書店の店頭に並べた藤井八冠の関連書籍=12日午後、宇都宮市宝木町1丁目

 将棋の藤井聡太(ふじいそうた)八冠(21)の全八冠制覇から一夜明けた12日、県内にも盛り上がりが波及した。書店の出入り口付近に関連商品が並び、百貨店には特設コーナーが設けられた。将棋関係者からは“藤井フィーバー”により将棋人口の拡大を願う声も上がった。

 宇都宮市宝木町1丁目、落合書店宝木店の店頭では同日午後、藤井八冠を特集したムック本や藤井八冠が監修した将棋入門書など、数種類の関連書籍を出入り口前の目立つ場所に並べた。関連書籍は将棋ファンにとどまらず一般層にも人気で、常に一定の売れ行きがあるという。

 担当者は「今後は新刊の発行や既刊の重版でよりラインアップが充実するだろう。1カ月くらいは店頭で広く展開していきたい」と意気込んだ。

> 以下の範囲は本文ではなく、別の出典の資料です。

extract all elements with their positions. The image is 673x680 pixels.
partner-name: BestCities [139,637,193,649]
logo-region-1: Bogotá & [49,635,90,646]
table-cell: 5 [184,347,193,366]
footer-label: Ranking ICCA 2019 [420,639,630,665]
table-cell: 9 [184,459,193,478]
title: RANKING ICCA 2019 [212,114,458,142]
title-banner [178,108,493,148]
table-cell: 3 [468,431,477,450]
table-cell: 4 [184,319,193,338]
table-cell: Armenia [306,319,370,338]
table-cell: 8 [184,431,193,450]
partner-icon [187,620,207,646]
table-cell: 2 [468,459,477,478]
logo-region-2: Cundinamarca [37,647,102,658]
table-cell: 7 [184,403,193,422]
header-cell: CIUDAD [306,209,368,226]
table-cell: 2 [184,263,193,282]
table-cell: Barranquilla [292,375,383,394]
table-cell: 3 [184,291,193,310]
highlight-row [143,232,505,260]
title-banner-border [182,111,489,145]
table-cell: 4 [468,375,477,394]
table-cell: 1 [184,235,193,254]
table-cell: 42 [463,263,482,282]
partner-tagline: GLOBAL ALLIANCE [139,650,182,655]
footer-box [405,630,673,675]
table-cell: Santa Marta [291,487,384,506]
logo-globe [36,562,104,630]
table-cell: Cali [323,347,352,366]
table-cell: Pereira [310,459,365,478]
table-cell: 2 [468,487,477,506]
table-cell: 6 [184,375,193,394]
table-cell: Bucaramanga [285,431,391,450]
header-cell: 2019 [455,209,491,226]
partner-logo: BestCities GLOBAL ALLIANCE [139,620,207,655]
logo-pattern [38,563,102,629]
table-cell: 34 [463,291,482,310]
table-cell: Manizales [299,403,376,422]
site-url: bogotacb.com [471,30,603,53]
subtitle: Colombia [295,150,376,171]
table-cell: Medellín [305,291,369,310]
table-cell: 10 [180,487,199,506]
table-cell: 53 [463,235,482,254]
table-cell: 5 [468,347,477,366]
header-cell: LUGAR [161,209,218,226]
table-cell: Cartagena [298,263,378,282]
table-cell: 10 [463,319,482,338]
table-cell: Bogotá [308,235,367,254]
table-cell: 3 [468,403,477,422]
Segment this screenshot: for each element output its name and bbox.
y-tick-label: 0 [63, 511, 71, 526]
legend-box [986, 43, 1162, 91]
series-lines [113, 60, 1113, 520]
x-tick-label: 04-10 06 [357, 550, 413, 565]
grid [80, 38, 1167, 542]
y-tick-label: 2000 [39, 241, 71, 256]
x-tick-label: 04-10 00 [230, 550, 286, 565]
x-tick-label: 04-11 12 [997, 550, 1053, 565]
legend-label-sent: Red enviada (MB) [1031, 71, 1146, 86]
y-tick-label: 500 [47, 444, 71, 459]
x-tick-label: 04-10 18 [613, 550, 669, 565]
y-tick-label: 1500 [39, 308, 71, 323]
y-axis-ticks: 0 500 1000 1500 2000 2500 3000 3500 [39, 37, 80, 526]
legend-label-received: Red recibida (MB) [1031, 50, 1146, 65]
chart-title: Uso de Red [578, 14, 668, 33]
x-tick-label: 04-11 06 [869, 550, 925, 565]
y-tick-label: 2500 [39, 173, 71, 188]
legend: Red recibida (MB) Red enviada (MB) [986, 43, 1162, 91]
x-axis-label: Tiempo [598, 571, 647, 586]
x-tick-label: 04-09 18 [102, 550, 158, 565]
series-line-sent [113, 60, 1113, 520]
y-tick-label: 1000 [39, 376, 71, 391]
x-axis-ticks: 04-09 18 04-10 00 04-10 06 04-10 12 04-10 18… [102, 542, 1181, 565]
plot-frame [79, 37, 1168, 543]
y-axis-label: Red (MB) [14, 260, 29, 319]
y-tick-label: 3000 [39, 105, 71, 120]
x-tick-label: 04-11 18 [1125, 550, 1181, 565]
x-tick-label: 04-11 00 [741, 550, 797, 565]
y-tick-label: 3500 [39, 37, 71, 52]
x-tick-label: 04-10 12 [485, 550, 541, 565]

 同市宮園町、東武宇都宮百貨店宇都宮本店の5階おもちゃコーナーには「藤井聡太八冠誕生将棋特集」のパネルが設置された。藤井八冠が5歳の時に使っていたという駒に動かし方が書いてある将棋盤や折り畳み式の簡易将棋盤が並ぶ。

 売り場を担当する同店紳士・子供・リビング・宝飾部荒川幸世(あらかわゆきよ)部長(52)は「タイトル獲得の際などは注目が集まり、商品にも動きがある。今回も期待したい」と話した。

 期待感は将棋関係者の間でも高まる。日本将棋連盟県支部連合会の西岡潤(にしおかじゅん)会長(66)は「今はインターネットでも気軽に将棋を指せる時代。裾野が広がるのではないか」と予想する。

 西岡さんは那須塩原市内で初心者向けの将棋教室「カルチャーひよこ」を開いている。「一時的な盛り上がりに終わらず、本格的に将棋をやってみたいと思う人が増えればうれしい」と話した。